Присела на корточки и просунула руку в глубь ящика — пальцы нащупали какой-то бумажный сверток. Нюточка вытащила его на свет — трубка свернутых, исписанных карандашом листков; они были сильно измяты, и мелкие завитушки букв на них во многих местах сильно потускнели и вылиняли.

«Письма!… — было первой любопытной мыслью. — От кого это?»

Она осторожно расправила листки (их было немного, они были разной величины и разной бумаги) и торопливо пробежала глазами первые строчки.

«Интересное что-то такое… Но… но непонятно…»

А в руках, перед глазами Нюточки было:

19. XII — 1920 г.

…Умру, вероятно, как собака, пойманная без ошейника. Вот так: собачьим сачком накрыли, приволокли на собачью бойню, а потом и спустят под овражий откос, как падаль. Хорошо, что я умру раньше своего тела. Хотел бы я видеть, как оно рабски падет ниц при первом прикосновении к нему без разборчивого свинца! Сначала на коленки, или сразу бочком ковырну землю?

Помню одну шпионку красных. Калмык пустил ей из ру-жья под самый сосок. Удивительный случай: смерть моментальная, а упасть сразу и не подумала. Качнулась к стенке и будто влипла в нее — во весь рост. Солдат один наш перекрестился даже от страху. А калмык обезумел: подскочил и прикладом повалил ее, уже мертвую, на землю. И ударил в висок. Гордое у шпионки было тело.

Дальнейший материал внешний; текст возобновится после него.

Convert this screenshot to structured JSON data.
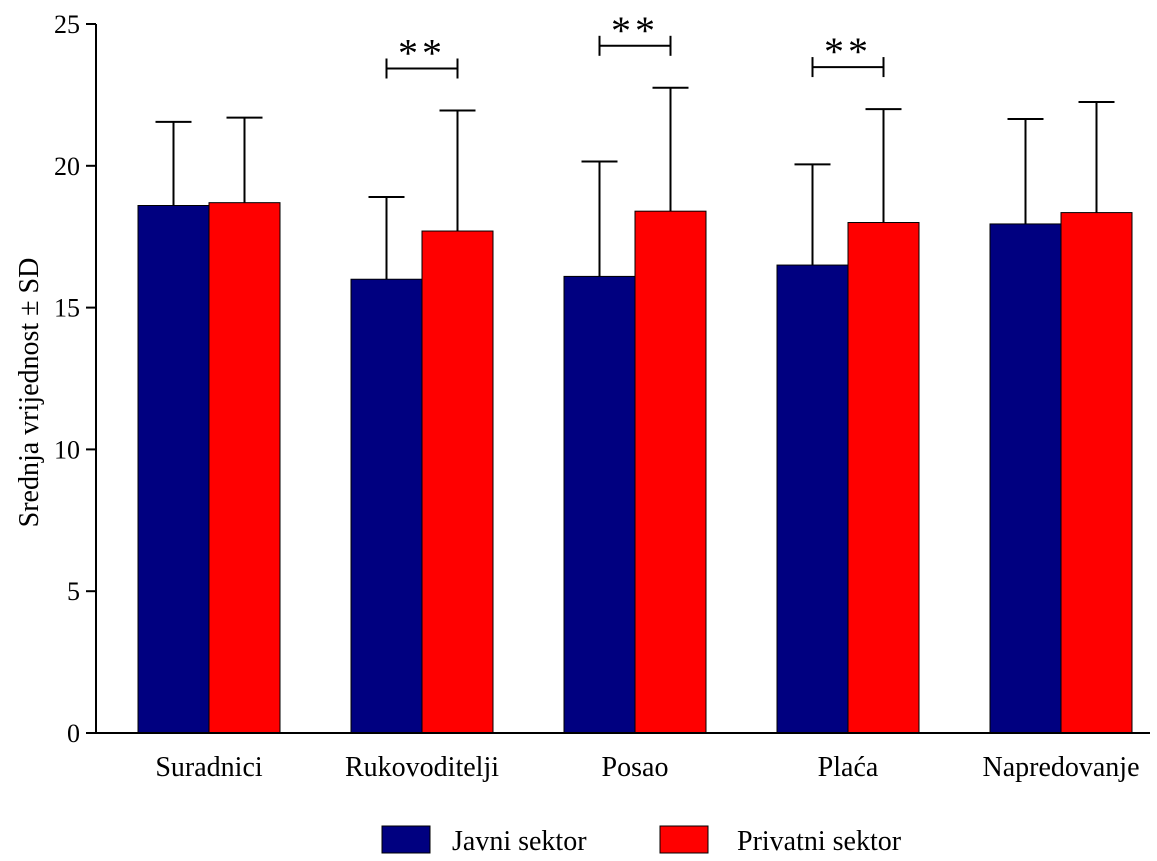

Я написал, что умру, — нет сомнения. А пока — живу. Существую. Карандаши оставили, бумажки завалялись. Будто нарочно — пиши. Разговаривай сам с собой — веселей будет. Ну и, пишу для себя. Когда поведут в «последний рейс» — конец всяким разговорам. Я умру, а бумажки останутся, и какой-то сукин сын прочтет их за чаем своей жене, а потом ими п…, может, уничтожит?

В конце листка были рисунки: лицо старушки, эполеты, голый живот женщины, и рядом каллиграфически:

«Тоша — студент — черт знает что — капитан Платон Стародубский. — Нелепица!!!»

И дальше:

…Коридорный Ефим говорит, что тюрьма — как сума: и пряник и корку схоронит. Выходит так, что пряник — это я, а коркой влез в нее рецидивист Онищенко. Корка чаще в суме нищего: он чуть ли не десятый раз тут.

Рассказывали: надоест держать его за мелкую кражу — и выпустят. Поковыляет на свободе до осени, отоспится под кустиком, и — надоест вся свобода. Человек!

Норовит обратно на тюремные хлеба: нарочно стащит что-нибудь, вроде кипящего самовара, стащит на виду у хозяина и бежит с кипятком. Окрикнут — сразу же остановится, ждет, пока добегут до него, и скажет: «Я вор, ведите меня». И опять в тюрьме.

Бумаги осталось мало, дней жизни — тоже, вероятно; если писать — так для себя и о себе, а пишется черт знает о чем!